Kazanan aynı renkler farklı

Haberin Devamı ›
Üstüne üstlük Galatasaray’da Domercant ve Gordon gibi çok kilit iki isim sakatlığı nedeniyle tribündeydi. Ama geçen seneden kazanmalarına çok alışık olduğumuz isimler Ergin Ataman ve David Hawkins zafere imza atan taraf oldu.
Maçın belki önemi yoktu, iki takım da Final-Eight’i garantilemişti, ama ismi ‘derbi’ olunca final havasında son derece gergin bir ortamda oynandı karşılaşma.
İki takım taraftarını aynı anda salonda görmeyeli yıllar olmuştu.

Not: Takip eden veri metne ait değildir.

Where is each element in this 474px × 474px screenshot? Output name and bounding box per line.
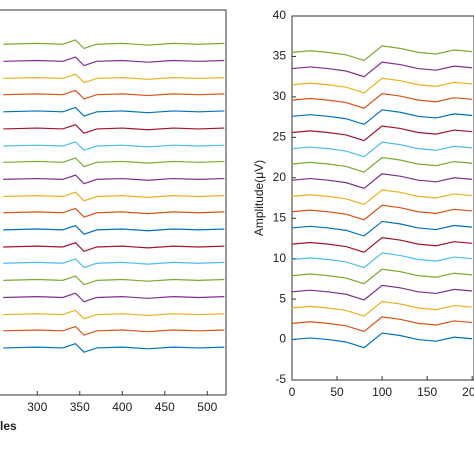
trace [3,242,225,252]
y-tick-label: 5 [279,291,286,305]
trace [3,157,225,168]
trace [3,258,225,269]
x-tick-label: 500 [197,400,217,414]
x-tick-label: 0 [289,385,296,399]
y-tick-label: 35 [273,49,287,63]
trace [291,93,473,109]
trace [3,275,225,286]
plot-frame [291,15,474,381]
trace [3,56,225,67]
x-tick-label: 300 [27,400,47,414]
trace [291,45,473,62]
trace [3,207,225,218]
y-tick-label: 15 [273,210,287,224]
x-tick-label: 200 [462,385,474,399]
y-tick-label: -5 [275,372,286,386]
trace [3,342,225,353]
trace [291,141,473,158]
trace [291,156,473,173]
trace [291,189,473,206]
trace [3,224,225,235]
trace [3,39,225,50]
trace [291,61,473,78]
x-tick-label: 400 [112,400,132,414]
trace [291,237,473,253]
x-tick-label: 50 [330,385,344,399]
trace [3,89,225,100]
trace [291,173,473,189]
trace [291,316,473,333]
y-tick-label: 10 [273,251,287,265]
x-tick-label: 150 [417,385,437,399]
trace [291,77,473,94]
trace [3,106,225,117]
trace [3,325,225,336]
trace [3,292,225,303]
trace [291,220,473,237]
trace [3,309,225,320]
x-tick-label: 100 [372,385,392,399]
y-tick-label: 25 [273,130,287,144]
x-axis-label: les [0,419,17,433]
trace [291,300,473,317]
trace [3,123,225,134]
trace [291,284,473,301]
trace [3,191,225,202]
trace [291,204,473,221]
y-axis-label: Amplitude(μV) [252,160,266,236]
trace [291,109,473,126]
plot-frame [0,9,227,396]
y-tick-label: 30 [273,89,287,103]
x-tick-label: 350 [70,400,90,414]
x-tick-label: 450 [155,400,175,414]
trace [291,252,473,269]
trace [3,174,225,185]
trace [3,141,225,151]
y-tick-label: 0 [279,332,286,346]
trace [291,268,473,285]
y-tick-label: 20 [273,170,287,184]
y-tick-label: 40 [273,8,287,22]
trace [291,125,473,142]
trace [3,73,225,84]
trace [291,332,473,349]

Biraz çatapat, bol miktarda küfür dışında pek bir olay yaşanmadı.
Tanjeviç’in icatlarından veryansın ediliyordu, Piangiani daha gelir gelmez icat çıkarmış. Emir Preldziç’e oyuncu bolluğunda bula bula 4 numarada yer bulabilmiş. Edirne ve Erdemir’e söker belki, ama Galatasaray gibi Euroleague ayarında bir takıma karşı Emir’le uzun süre 4 numarada oynarsan, hele bir de partneri Oğuz olursa ribauntlarda 42’ye 29 gibi açık farkla yenilirsin. Umarız Pianigiani, Euroleague’de de Emir’i 4 numarada kullanmayı denemez. Yoksa sonu hüsran olabilir.
Maçın kilit noktalarından biri bu ribaunt farkı oldu. Bir de Fenerbahçe’nin 12’de 1, Galatasaray’ın 17’de 7 üçlük atması. Sarı-Lacivertliler’in iki üç numarası Sato ve Bogdanoviç toplamda kullandığı 17 şutun tam 15’ini kaçırdı.
Oğuz ve McCalebb ise toplam 39 sayı atmasına rağmen takımın geri kalanı onlara ayak uyduramadı.
Ergin Ataman takımı yine çok iyi yönetti. Sakatlıklar nedeniyle rotasyonun dar olması belki de hoşuna gitmiştir. 2 dakika oynayan Furkan’ı saymazsak, 8 kişilik rotasyon kullandı. 38 dakika sahada kalan Hawkins ritm buldukça coştu. Tam 30 sayı ve 5 asistle Fenerbahçe’yi yıkan isim oldu. Engin Atsür sakatlıktan sonra en iyi maçını çıkardı.
Geçen yılki Beşiktaş’ı izliyor gibi olduk bir ara. Eksik olmasına rağmen sürekli kazanan. Dün de Galatasaray, kendinden güçlü rakibini savaşarak, mücadele ederek devirdi, haklı bir galibiyet aldı.
Dünkü derbi bu yıl harika maçlar izleyeceğimizin de bir göstergesiydi.